Retirement Roulette

Don't Gamble With My Pension

Pension 101: Glossary of Terms

Defined Benefit Plan is a secure retirement plan with fixed retirement benefits calculated on a formula based on salary and years of service. You can plan your retirement knowing exactly how much you will receive. Funds are pooled and invested by expert money managers. DB plans usually provide disability, death and survivor benefits as well.

Defined Contribution Plan is an individual 401k style plan in which you or your broker invest your money in the stock market or in bonds. During good times, your account goes up. When times are bad, your account dwindles. When you retire, whatever amount is in the fund represents your retirement account.

Cash Balance Plan is a hybrid plan that has an account like that of a defined contribution plan. Annual investment credits are added to the account, however the employer guarantees that employee account balances will earn interest at a specified rate. Retirement benefits are not calculated on a formula, but like a defined contribution account, whatever amount is in the fund represents your retirement account.

Cost of Living Adjustment (COLA) provides a way to raise retirees' benefits and thereby help them offset increases in the cost of living caused by inflation.

Death Benefits are paid to the survivor of a plan participant who dies while still on the job.

Disability Protections are often built into DB plans as part of the risk pool and cover participants as long as they are disabled, without respect to age. Under a DC plan, a participant who becomes disabled will have access only to what money has accrued in his/her account

Plan Participant is a member of a retirement plan and can be an active member (working), an inactive member (terminated, but not yet eligible for a retirement benefit), or a retired member.
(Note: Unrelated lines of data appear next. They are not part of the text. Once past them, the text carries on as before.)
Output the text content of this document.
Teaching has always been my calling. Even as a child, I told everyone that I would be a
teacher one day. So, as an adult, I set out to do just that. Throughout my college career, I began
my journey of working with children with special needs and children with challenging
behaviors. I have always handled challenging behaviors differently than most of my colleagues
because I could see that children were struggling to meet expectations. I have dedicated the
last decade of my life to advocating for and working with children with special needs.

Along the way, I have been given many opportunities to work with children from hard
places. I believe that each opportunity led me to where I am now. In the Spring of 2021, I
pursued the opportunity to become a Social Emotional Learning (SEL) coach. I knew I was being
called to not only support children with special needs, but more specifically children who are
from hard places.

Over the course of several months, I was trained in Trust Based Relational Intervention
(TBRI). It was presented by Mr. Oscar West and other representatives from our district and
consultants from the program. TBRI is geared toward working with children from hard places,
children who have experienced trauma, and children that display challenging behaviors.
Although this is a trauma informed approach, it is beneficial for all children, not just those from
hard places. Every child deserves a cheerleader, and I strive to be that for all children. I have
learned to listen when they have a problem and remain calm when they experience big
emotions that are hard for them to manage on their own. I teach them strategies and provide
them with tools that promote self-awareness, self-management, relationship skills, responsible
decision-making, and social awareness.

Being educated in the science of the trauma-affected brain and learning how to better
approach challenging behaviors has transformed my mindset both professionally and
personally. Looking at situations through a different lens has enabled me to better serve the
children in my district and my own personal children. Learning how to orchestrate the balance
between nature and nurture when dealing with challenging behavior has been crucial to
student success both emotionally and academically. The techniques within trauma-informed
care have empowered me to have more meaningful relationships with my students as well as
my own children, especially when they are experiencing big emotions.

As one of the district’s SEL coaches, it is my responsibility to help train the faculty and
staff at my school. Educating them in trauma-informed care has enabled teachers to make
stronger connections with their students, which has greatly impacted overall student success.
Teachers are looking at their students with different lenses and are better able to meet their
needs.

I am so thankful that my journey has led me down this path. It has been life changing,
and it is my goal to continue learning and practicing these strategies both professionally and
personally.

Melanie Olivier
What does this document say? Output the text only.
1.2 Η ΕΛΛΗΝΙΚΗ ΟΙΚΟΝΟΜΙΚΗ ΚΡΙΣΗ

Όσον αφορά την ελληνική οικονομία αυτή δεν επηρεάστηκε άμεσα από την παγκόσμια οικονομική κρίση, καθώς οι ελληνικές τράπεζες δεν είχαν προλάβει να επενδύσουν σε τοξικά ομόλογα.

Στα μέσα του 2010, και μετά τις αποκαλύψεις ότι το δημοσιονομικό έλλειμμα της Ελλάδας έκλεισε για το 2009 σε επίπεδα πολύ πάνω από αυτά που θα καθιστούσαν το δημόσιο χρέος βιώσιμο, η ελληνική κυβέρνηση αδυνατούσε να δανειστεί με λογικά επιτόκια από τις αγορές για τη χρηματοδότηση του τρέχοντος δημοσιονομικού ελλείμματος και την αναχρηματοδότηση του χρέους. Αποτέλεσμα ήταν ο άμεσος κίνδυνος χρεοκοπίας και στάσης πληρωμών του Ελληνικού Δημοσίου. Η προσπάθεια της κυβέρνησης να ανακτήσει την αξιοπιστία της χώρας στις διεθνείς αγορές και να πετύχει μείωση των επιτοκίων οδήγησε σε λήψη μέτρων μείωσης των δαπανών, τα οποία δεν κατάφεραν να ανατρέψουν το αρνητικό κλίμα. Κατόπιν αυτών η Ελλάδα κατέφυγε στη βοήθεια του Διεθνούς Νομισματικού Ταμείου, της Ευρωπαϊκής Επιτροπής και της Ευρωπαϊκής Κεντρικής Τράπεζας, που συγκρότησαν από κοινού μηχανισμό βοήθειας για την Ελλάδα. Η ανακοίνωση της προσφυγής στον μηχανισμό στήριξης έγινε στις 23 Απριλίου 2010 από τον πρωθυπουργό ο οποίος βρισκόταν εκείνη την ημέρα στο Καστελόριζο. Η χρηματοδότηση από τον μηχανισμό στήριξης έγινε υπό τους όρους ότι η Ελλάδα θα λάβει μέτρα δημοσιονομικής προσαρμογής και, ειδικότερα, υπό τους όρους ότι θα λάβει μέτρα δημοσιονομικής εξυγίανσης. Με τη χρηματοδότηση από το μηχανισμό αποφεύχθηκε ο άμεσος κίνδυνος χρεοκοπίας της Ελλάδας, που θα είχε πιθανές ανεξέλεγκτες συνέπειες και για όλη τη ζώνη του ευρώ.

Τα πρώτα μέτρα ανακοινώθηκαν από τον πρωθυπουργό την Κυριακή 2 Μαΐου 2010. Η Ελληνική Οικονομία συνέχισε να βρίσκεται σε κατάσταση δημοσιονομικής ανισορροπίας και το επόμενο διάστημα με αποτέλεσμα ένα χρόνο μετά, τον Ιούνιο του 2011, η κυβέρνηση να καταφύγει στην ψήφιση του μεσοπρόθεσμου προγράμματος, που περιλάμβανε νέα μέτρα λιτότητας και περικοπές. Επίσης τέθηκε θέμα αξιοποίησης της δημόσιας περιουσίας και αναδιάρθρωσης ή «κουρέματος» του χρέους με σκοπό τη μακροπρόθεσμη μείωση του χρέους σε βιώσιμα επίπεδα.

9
Portability is the right of an individual to move funds from one pension plan to another. Under most governmental defined benefit plans, state law allows employees to recover service credit for earlier years of work for which they will not earn such credit. These laws allow them to "purchase prior service credit," sometimes known as "buying back prior service."

Survivor is the individual designated by a plan participant to receive death or survivor benefits. The survivor is sometimes called the beneficiary.

Survivor Benefits are paid to the survivor of a plan participant who dies after he or she has retired.